E.J. : Dans le recrutement, les soft skills sont importantes pour ces métiers afin de faire appliquer les contraintes de sécurité. Concernant les hard skills, on est plutôt dans la cooptation ou la validation de la compétence par des pairs. Nous avons des practices managers sécurité qui parlent le même langage que les talents, donnent des perspectives, mettent en avant des perspectives d’évolution personnelle, professionnelle et technologique.

Quelle stratégie de rétention des talents mettre en place ?

O.N.K. : La rémunération est clé quand on est dans une guerre de talents. Mais il est aussi important de montrer que la cybersécurité est prise au sérieux par l’entreprise. L’enjeu est de proposer, en plus d’une juste rémunération et des moyens, des projets intéressants, des perspectives d’évolution et de développement des compétences technologiques grâce à des formations, des séminaires, de la mobilité interne. Par ailleurs, l’équilibre de vie pro/perso est pour nous un facteur clé de rétention des talents.

E.J. : Chez Experis, le budget de la cybersécurité est sanctuarisé. C’est le gage pour mettre suffisamment de moyens pour réaliser les missions. Comme pour les autres talents, ils attendent de la formation professionnelle tout au long de leur carrière, de la flexibilité et de l’agilité, une qualité de vie au travail qui leur permette de trouver un équilibre entre vie personnelle et professionnelle. Ce sont des profils qui ont un engagement très fort. Cela est sûrement lié à l’adrénaline des situations de crise et au fait que leur travail a un réel impact. Ils perçoivent facilement un sens à leur travail.  

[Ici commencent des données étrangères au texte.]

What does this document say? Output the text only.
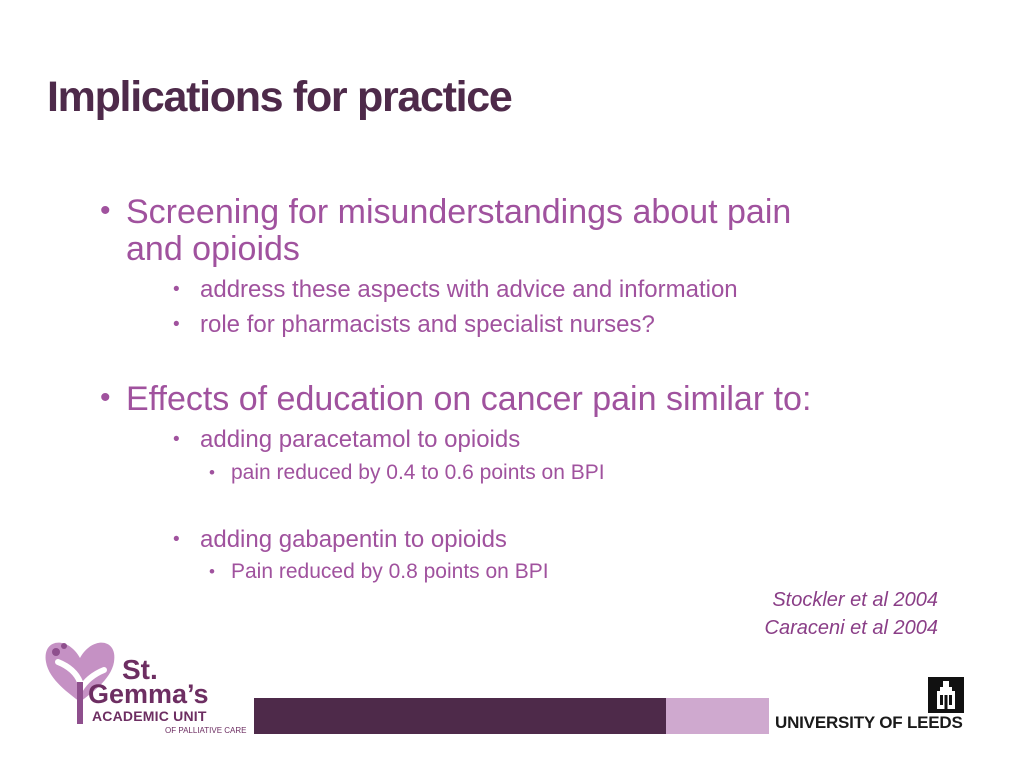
Implications for practice
• Screening for misunderstandings about pain
and opioids
• address these aspects with advice and information
• role for pharmacists and specialist nurses?
• Effects of education on cancer pain similar to:
• adding paracetamol to opioids
• pain reduced by 0.4 to 0.6 points on BPI
• adding gabapentin to opioids
• Pain reduced by 0.8 points on BPI
Stockler et al 2004
Caraceni et al 2004
St.
Gemma’s
ACADEMIC UNIT
OF PALLIATIVE CARE	UNIVERSITY OF LEEDS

Comment va évoluer le secteur de la cybersécurité selon vous ?

O.N.K. : Je travaille depuis 25 ans dans les systèmes d’information et la cybersécurité a longtemps été déconnectée du reste de l’IT. Il s’agissait de profils qui avaient en charge le firewall (logiciel ou matériel pare-feu) par exemple. Aujourd’hui, la cybersécurité rassemble des équipes importantes avec des SOC (centres opérationnels de sécurité) internes ou externes dans lesquels on investit beaucoup. Il y a eu une prise de conscience de l’importance de ces métiers qui sont désormais intégrés à tous les projets informatiques. La cybersécurité concerne, en effet, les nouvelles applications, les nouveaux portails, les nouveaux sites. Les talents de la cybersécurité occupent un rôle de plus en plus important au sein des équipes IT et le budget cybersécurité devrait augmenter dans les prochaines années par rapport aux dépenses high tech globales.

E.J. : Il est vrai que les budgets augmentent, mais nous n’avons plus le choix. Les impacts sur l’image, les impacts réglementaires, les impacts financiers sont tels que l’on ne peut plus se permettre de ne pas être au rendez-vous sur ces enjeux-là. Devant le déficit de compétences auquel est confronté le marché, la fabrication des expertises, des savoir-faire techniques par les entreprises elles-mêmes devient un enjeu majeur. Experis s’engage fortement sur le marché de la formation, et notamment dans le secteur de la cybersécurité.